Friday, September 6, 2013

Wild Foraged Applesauce Made The Old Fashion Way

Northeastern Maine—Wild foraged heirloom applesauce is easy to make but hard work. It takes about half a day to make this style of sauce. First find wild apple trees on land you have permission to harvest. Then taste the fruit of each tree because not all apples are suitable for applesauce. Many wild apples are a mix of crab apple and domesticated apple varieties and are better for making cider.

Young wild Heirloom variety yellow apples on tree, Northeastern Maine
Once you find edible apples, gather twice as much as you think you need because once you peel, core, and slice them the volume will reduce by half. Then boil them, in just enough water to cover the fruit, until they are soft and mushy. If the apples are sweet enough they will not need any sugar. 
Small wild heirloom apples in bag, Northeastern Maine
But if they are as tart as the wild apples I picked in Maine last month then add sugar to taste. I added just enough sugar to take the pucker effect out of my sauce.

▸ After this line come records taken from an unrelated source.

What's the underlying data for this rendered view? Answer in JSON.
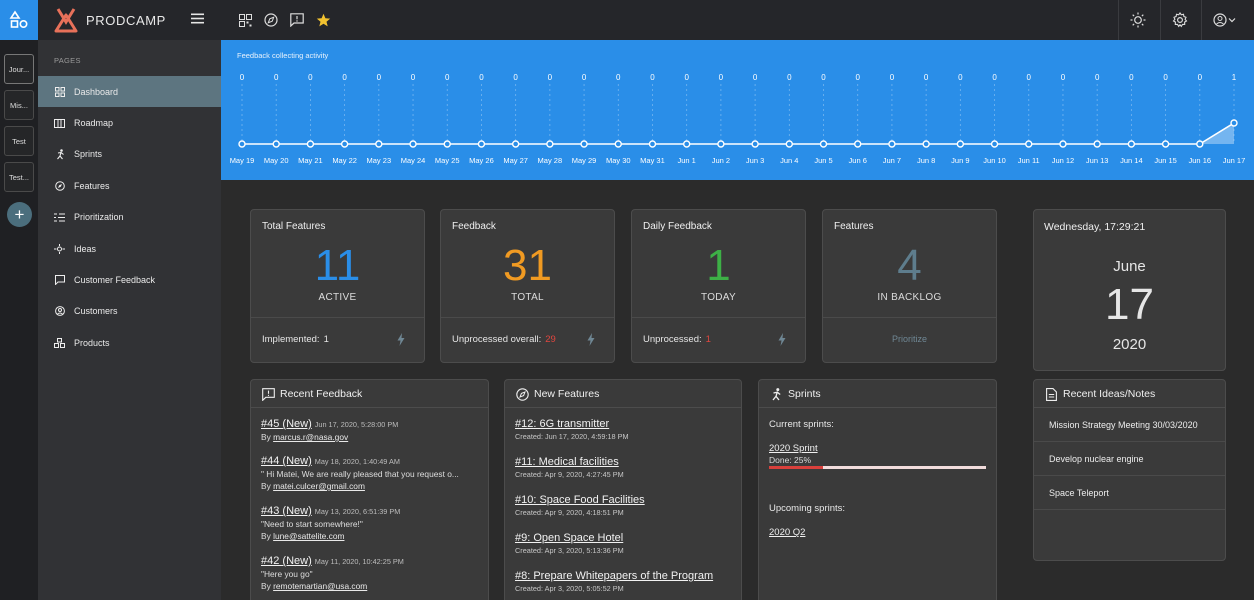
{
  "app": {
    "brand": "PRODCAMP"
  },
  "workspaces": [
    {
      "label": "Jour..."
    },
    {
      "label": "Mis..."
    },
    {
      "label": "Test"
    },
    {
      "label": "Test..."
    }
  ],
  "sidebar": {
    "section_label": "PAGES",
    "items": [
      {
        "label": "Dashboard",
        "icon": "dashboard-icon",
        "active": true
      },
      {
        "label": "Roadmap",
        "icon": "roadmap-icon"
      },
      {
        "label": "Sprints",
        "icon": "runner-icon"
      },
      {
        "label": "Features",
        "icon": "compass-icon"
      },
      {
        "label": "Prioritization",
        "icon": "prioritization-icon"
      },
      {
        "label": "Ideas",
        "icon": "ideas-icon"
      },
      {
        "label": "Customer Feedback",
        "icon": "feedback-icon"
      },
      {
        "label": "Customers",
        "icon": "user-icon"
      },
      {
        "label": "Products",
        "icon": "products-icon"
      }
    ]
  },
  "topbar": {
    "left_icons": [
      "grid-icon",
      "compass-icon",
      "feedback-icon",
      "star-icon"
    ],
    "right_icons": [
      "sun-icon",
      "gear-icon",
      "user-menu-icon"
    ]
  },
  "activity": {
    "title": "Feedback collecting activity",
    "dates": [
      "May 19",
      "May 20",
      "May 21",
      "May 22",
      "May 23",
      "May 24",
      "May 25",
      "May 26",
      "May 27",
      "May 28",
      "May 29",
      "May 30",
      "May 31",
      "Jun 1",
      "Jun 2",
      "Jun 3",
      "Jun 4",
      "Jun 5",
      "Jun 6",
      "Jun 7",
      "Jun 8",
      "Jun 9",
      "Jun 10",
      "Jun 11",
      "Jun 12",
      "Jun 13",
      "Jun 14",
      "Jun 15",
      "Jun 16",
      "Jun 17"
    ],
    "values": [
      0,
      0,
      0,
      0,
      0,
      0,
      0,
      0,
      0,
      0,
      0,
      0,
      0,
      0,
      0,
      0,
      0,
      0,
      0,
      0,
      0,
      0,
      0,
      0,
      0,
      0,
      0,
      0,
      0,
      1
    ]
  },
  "stats": [
    {
      "title": "Total Features",
      "value": "11",
      "sub": "ACTIVE",
      "color": "#2a8ee8",
      "foot_label": "Implemented:",
      "foot_value": "1",
      "foot_color": "#e6e6e6"
    },
    {
      "title": "Feedback",
      "value": "31",
      "sub": "TOTAL",
      "color": "#f09a22",
      "foot_label": "Unprocessed overall:",
      "foot_value": "29",
      "foot_color": "#e0463f"
    },
    {
      "title": "Daily Feedback",
      "value": "1",
      "sub": "TODAY",
      "color": "#3db046",
      "foot_label": "Unprocessed:",
      "foot_value": "1",
      "foot_color": "#e0463f"
    },
    {
      "title": "Features",
      "value": "4",
      "sub": "IN BACKLOG",
      "color": "#5e7d8d",
      "foot_action": "Prioritize"
    }
  ],
  "clock": {
    "time": "Wednesday, 17:29:21",
    "month": "June",
    "day": "17",
    "year": "2020"
  },
  "recent_feedback": {
    "title": "Recent Feedback",
    "items": [
      {
        "link": "#45 (New)",
        "date": "Jun 17, 2020, 5:28:00 PM",
        "by_prefix": "By",
        "by": "marcus.r@nasa.gov"
      },
      {
        "link": "#44 (New)",
        "date": "May 18, 2020, 1:40:49 AM",
        "quote": "\" Hi Matei, We are really pleased that you request o...",
        "by_prefix": "By",
        "by": "matei.culcer@gmail.com"
      },
      {
        "link": "#43 (New)",
        "date": "May 13, 2020, 6:51:39 PM",
        "quote": "\"Need to start somewhere!\"",
        "by_prefix": "By",
        "by": "lune@sattelite.com"
      },
      {
        "link": "#42 (New)",
        "date": "May 11, 2020, 10:42:25 PM",
        "quote": "\"Here you go\"",
        "by_prefix": "By",
        "by": "remotemartian@usa.com"
      }
    ]
  },
  "new_features": {
    "title": "New Features",
    "items": [
      {
        "link": "#12: 6G transmitter",
        "created": "Created: Jun 17, 2020, 4:59:18 PM"
      },
      {
        "link": "#11: Medical facilities",
        "created": "Created: Apr 9, 2020, 4:27:45 PM"
      },
      {
        "link": "#10: Space Food Facilities",
        "created": "Created: Apr 9, 2020, 4:18:51 PM"
      },
      {
        "link": "#9: Open Space Hotel",
        "created": "Created: Apr 3, 2020, 5:13:36 PM"
      },
      {
        "link": "#8: Prepare Whitepapers of the Program",
        "created": "Created: Apr 3, 2020, 5:05:52 PM"
      }
    ]
  },
  "sprints": {
    "title": "Sprints",
    "current_label": "Current sprints:",
    "current": {
      "name": "2020 Sprint",
      "done_text": "Done: 25%",
      "progress": 0.25,
      "progress_color": "#d9403c"
    },
    "upcoming_label": "Upcoming sprints:",
    "upcoming": [
      {
        "name": "2020 Q2"
      }
    ]
  },
  "ideas": {
    "title": "Recent Ideas/Notes",
    "items": [
      {
        "label": "Mission Strategy Meeting 30/03/2020"
      },
      {
        "label": "Develop nuclear engine"
      },
      {
        "label": "Space Teleport"
      }
    ]
  }
}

Applesauce made from foraged wild heirloom apples,
Northeastern Maine
Continue cooking for a few minutes longer, as you add the sugar so it has time to dissolve. The sauce will be quite runny when it is hot. Rest the pot on a counter for an hour before putting it in the fridge to cool for another hour before serving.

Wild foraged heirloom applesauce over pancakes, Northeastern
You can eat it straight or pour it over pancakes as I did during my New England vacation. I picked 100, half-dollar coin sized, wild heirloom variety apples and got just over one quart of applesauce.